Sono passati da poco 4 anni dalla scomparsa (13 maggio 2015) di David Sackett, noto come “il padre dell’Evidence-based Medicine (EBM)”.
Nato nel 1934, stabilisce a metà degli anni ’60 la cattedra di Epidemiologia Clinica e Biostatistica alla McMaster University, dove si occupa soprattutto di formazione in ambito di epidemiologia clinica. Non trascura l’attività clinica, dirigerà la Divisione di Medicina Interna Generale nella regione di Hamilton.
In seguito si trasferisce a Oxford dove fonda e dirige il Centre for Evidence-Based Medicine. Qui partecipa anche alla nascita della Cochrane Collaboration. Nel 1999 fa ritorno in Canada dove riprende a scrivere e a insegnare sui trial clinici randomizzati.
Ha pubblicato 12 libri, indimenticabili sono “Clinical Epidemiology” (come applicare i metodi dell’epidemiologia alla medicina clinica) e “How to Practice and Teach EBM”, e oltre 300 articoli di grande rilievo su varie riviste. Importanti le due serie di articoli, da lui curate, pubblicate da JAMA: Users’ Guides to the Medical Literature e The Rational Clinical Examination.
Nel novembre del 1992 esce su JAMA un articolo che presenta ufficialmente il movimento della Evidence-based Medicine, un nuovo approccio per insegnare e praticare la medicina; seguito da un altro testo, l’editoriale del BMJ “Evidence based medicine: what it is and what it isn’t”: l’EBM integra le migliori evidenze della ricerca con l’esperienza del medico e con i valori, le aspettative e le preferenze del paziente.
Che cosa mi ha insegnato
Conobbi David nell’estate del 1998, quando ebbi la fortuna di partecipare a uno dei suoi corsi a Oxford, dal titolo “How to teach Evidence based Medicine”. Mi ritrovai in un gruppo di italiani, capeggiati da un altro grande amico purtroppo scomparso, Alessandro Liberati. Fu una settimana indimenticabile. Lavori di gruppo per metà giornata, discussioni guidate in plenaria per l’altra metà.
Si affrontavano argomenti metodologicamente rilevanti e utili per le classiche fasi del percorso EBM: la formulazione del quesito clinico, la ricerca delle fonti, il critical appraisal e il ritorno al paziente per l’applicazione delle decisioni cliniche. From patient to patient. Non si trascuravano neppure alcune questioni strategiche e relazionali, ad esempio il ruolo degli esperti e il loro rapporto con le evidenze derivanti dalla letteratura scientifica; come tenere il paziente al centro della ricerca; il rapporto tra gli studi randomizzati e quelli osservazionali; il problema del conflitto di interesse, e molti altri temi.
Nei vent’anni da allora trascorsi, ho cercato di organizzare corsi nei quali tentare a mia volta di trasmettere il pensiero del grande Dave.
Qualche piccola “perla” ricevuta grazie a lui.
In cima a tutto il ragionamento critico, l’entusiasmo e l’amore per la verità.

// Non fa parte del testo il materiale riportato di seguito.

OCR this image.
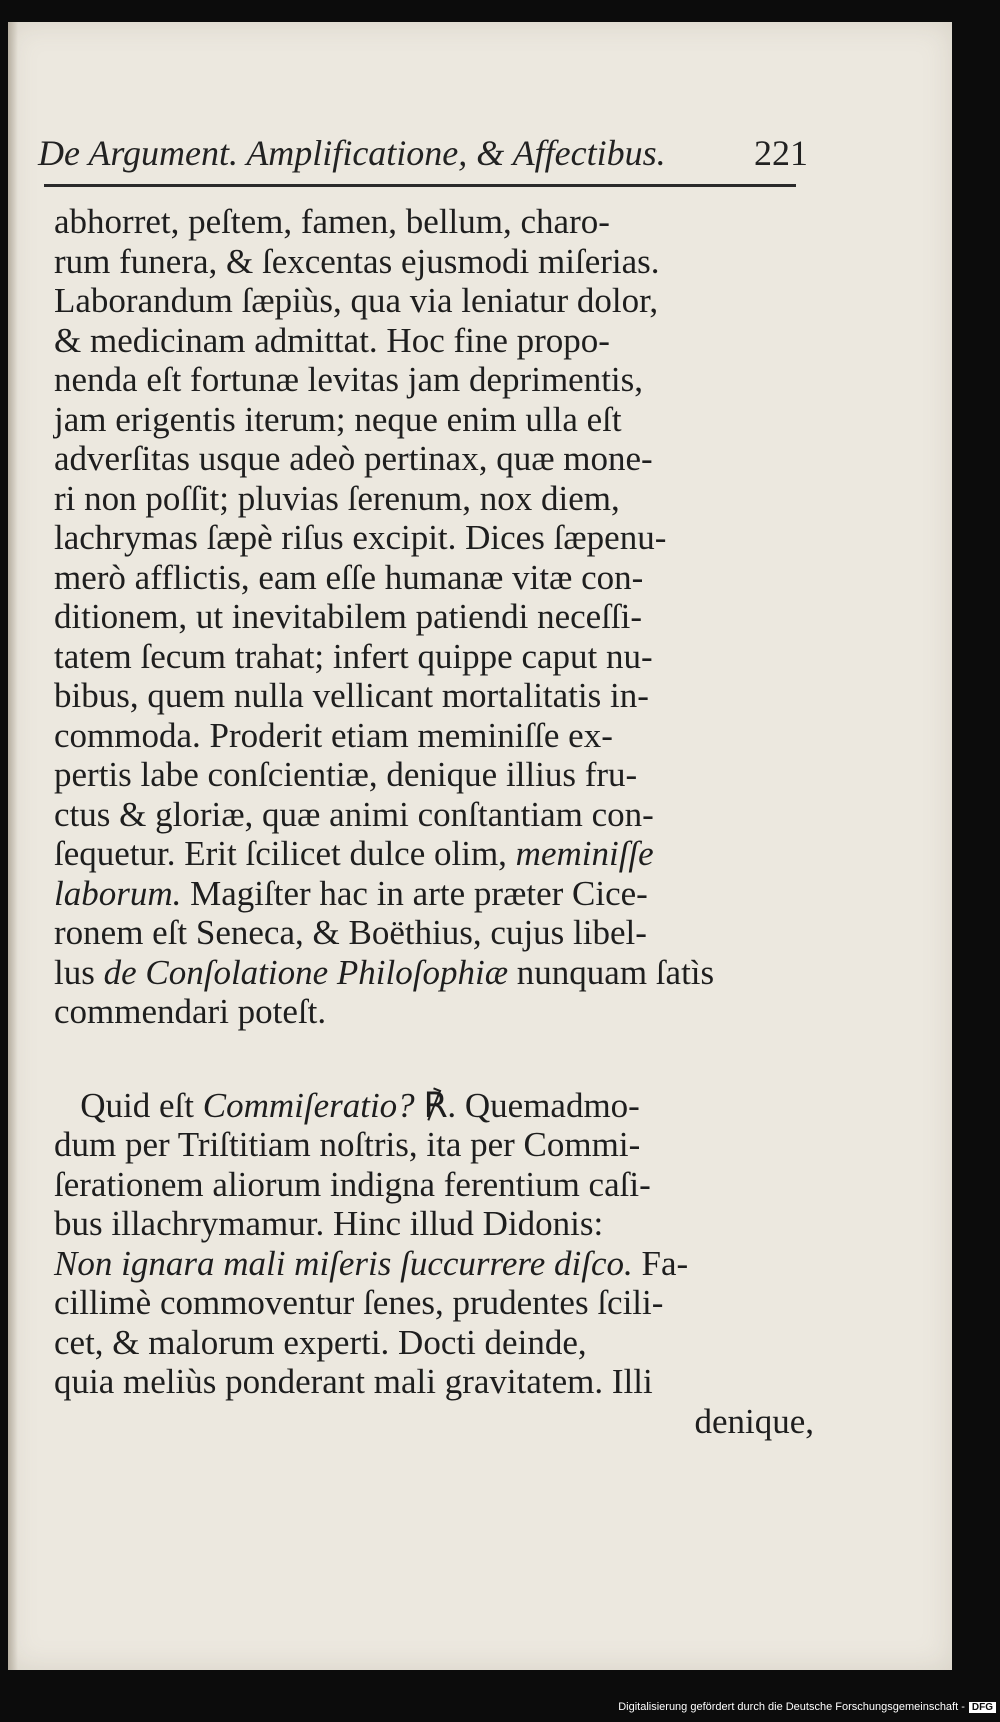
De Argument. Amplificatione, & Affectibus. 221
abhorret, peſtem, famen, bellum, charo-
rum funera, & ſexcentas ejusmodi miſerias.
Laborandum ſæpiùs, qua via leniatur dolor,
& medicinam admittat. Hoc fine propo-
nenda eſt fortunæ levitas jam deprimentis,
jam erigentis iterum; neque enim ulla eſt
adverſitas usque adeò pertinax, quæ mone-
ri non poſſit; pluvias ſerenum, nox diem,
lachrymas ſæpè riſus excipit. Dices ſæpenu-
merò afflictis, eam eſſe humanæ vitæ con-
ditionem, ut inevitabilem patiendi neceſſi-
tatem ſecum trahat; infert quippe caput nu-
bibus, quem nulla vellicant mortalitatis in-
commoda. Proderit etiam meminiſſe ex-
pertis labe conſcientiæ, denique illius fru-
ctus & gloriæ, quæ animi conſtantiam con-
ſequetur. Erit ſcilicet dulce olim, meminiſſe
laborum. Magiſter hac in arte præter Cice-
ronem eſt Seneca, & Boëthius, cujus libel-
lus de Conſolatione Philoſophiæ nunquam ſatìs
commendari poteſt.
Quid eſt Commiſeratio? ℟. Quemadmo-
dum per Triſtitiam noſtris, ita per Commi-
ſerationem aliorum indigna ferentium caſi-
bus illachrymamur. Hinc illud Didonis:
Non ignara mali miſeris ſuccurrere diſco. Fa-
cillimè commoventur ſenes, prudentes ſcili-
cet, & malorum experti. Docti deinde,
quia meliùs ponderant mali gravitatem. Illi
denique,
Digitalisierung gefördert durch die Deutsche Forschungsgemeinschaft - DFG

Non dare nulla per scontato.
Non darsi mai per vinti. Andare sempre a fondo nelle questioni, pronti a rimettere in discussione tutto e a non cullarsi nelle certezze.
Rispettare l’autorità, ma non farsi mai zittire. Reclamare la citazione delle fonti, per ogni affermazione.

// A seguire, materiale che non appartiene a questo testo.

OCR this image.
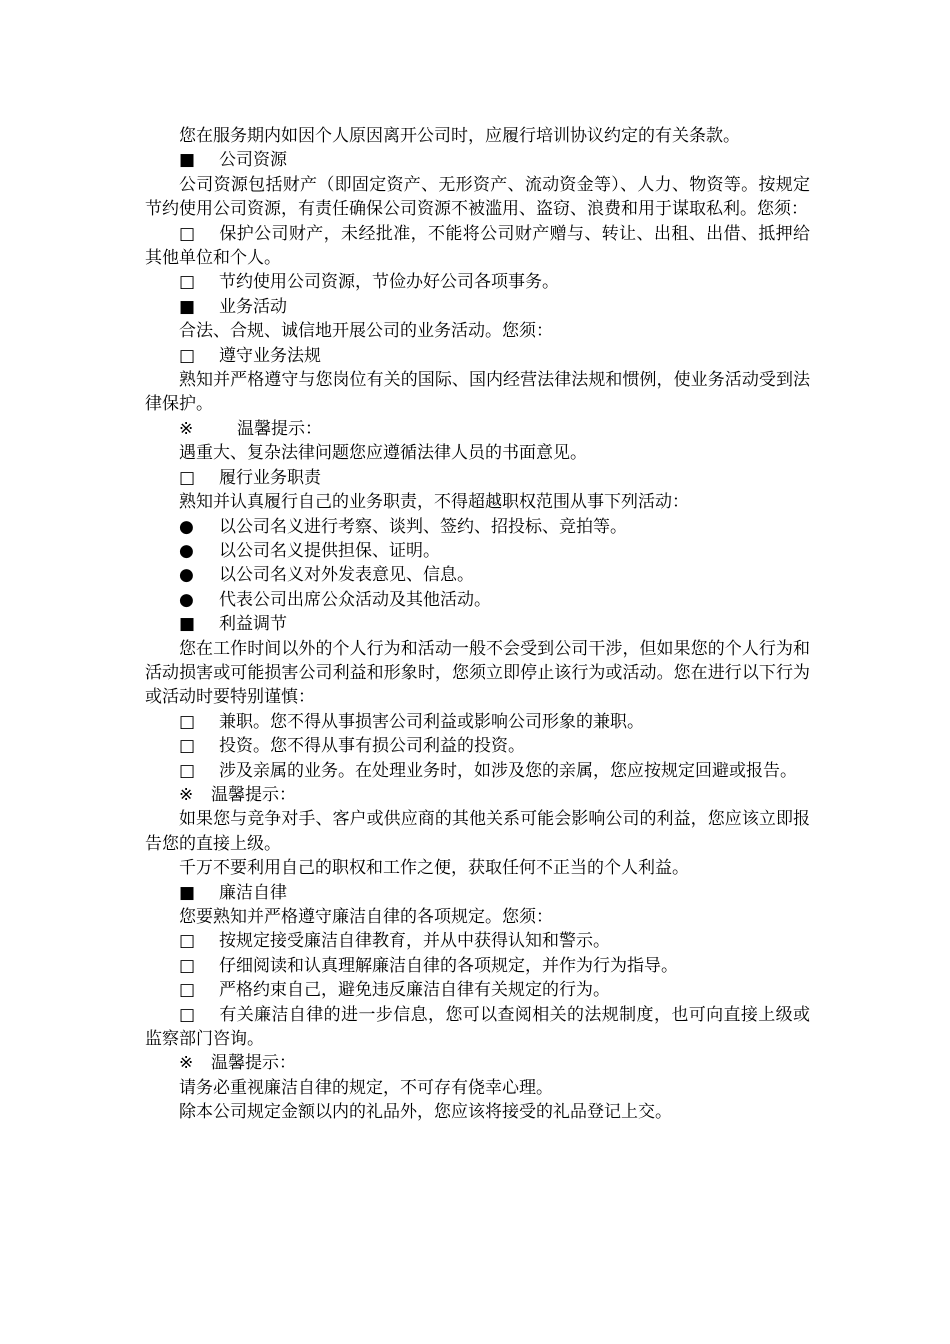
您在服务期内如因个人原因离开公司时，应履行培训协议约定的有关条款。

■ 公司资源

公司资源包括财产（即固定资产、无形资产、流动资金等）、人力、物资等。按规定节约使用公司资源，有责任确保公司资源不被滥用、盗窃、浪费和用于谋取私利。您须：

□ 保护公司财产，未经批准，不能将公司财产赠与、转让、出租、出借、抵押给其他单位和个人。

□ 节约使用公司资源，节俭办好公司各项事务。

■ 业务活动

合法、合规、诚信地开展公司的业务活动。您须：

□ 遵守业务法规

熟知并严格遵守与您岗位有关的国际、国内经营法律法规和惯例，使业务活动受到法律保护。

※	温馨提示：

遇重大、复杂法律问题您应遵循法律人员的书面意见。

□ 履行业务职责

熟知并认真履行自己的业务职责，不得超越职权范围从事下列活动：

● 以公司名义进行考察、谈判、签约、招投标、竞拍等。

● 以公司名义提供担保、证明。

● 以公司名义对外发表意见、信息。

● 代表公司出席公众活动及其他活动。

■ 利益调节

您在工作时间以外的个人行为和活动一般不会受到公司干涉，但如果您的个人行为和活动损害或可能损害公司利益和形象时，您须立即停止该行为或活动。您在进行以下行为或活动时要特别谨慎：

□ 兼职。您不得从事损害公司利益或影响公司形象的兼职。

□ 投资。您不得从事有损公司利益的投资。

□ 涉及亲属的业务。在处理业务时，如涉及您的亲属，您应按规定回避或报告。

※ 温馨提示：

如果您与竞争对手、客户或供应商的其他关系可能会影响公司的利益，您应该立即报告您的直接上级。

千万不要利用自己的职权和工作之便，获取任何不正当的个人利益。

■ 廉洁自律

您要熟知并严格遵守廉洁自律的各项规定。您须：

□ 按规定接受廉洁自律教育，并从中获得认知和警示。

□ 仔细阅读和认真理解廉洁自律的各项规定，并作为行为指导。

□ 严格约束自己，避免违反廉洁自律有关规定的行为。

□ 有关廉洁自律的进一步信息，您可以查阅相关的法规制度，也可向直接上级或监察部门咨询。

※ 温馨提示：

请务必重视廉洁自律的规定，不可存有侥幸心理。

除本公司规定金额以内的礼品外，您应该将接受的礼品登记上交。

Rispettare e ascoltare i pazienti.
Non separare mai il mondo della clinica dal mondo dell’epidemiologia; evitare di creare esperti dell’una piuttosto che dell’altra, ma medici entusiasti dell’una che si fonde con l’altra, capaci dunque di migliorare contemporaneamente la qualità della ricerca e della pratica clinica.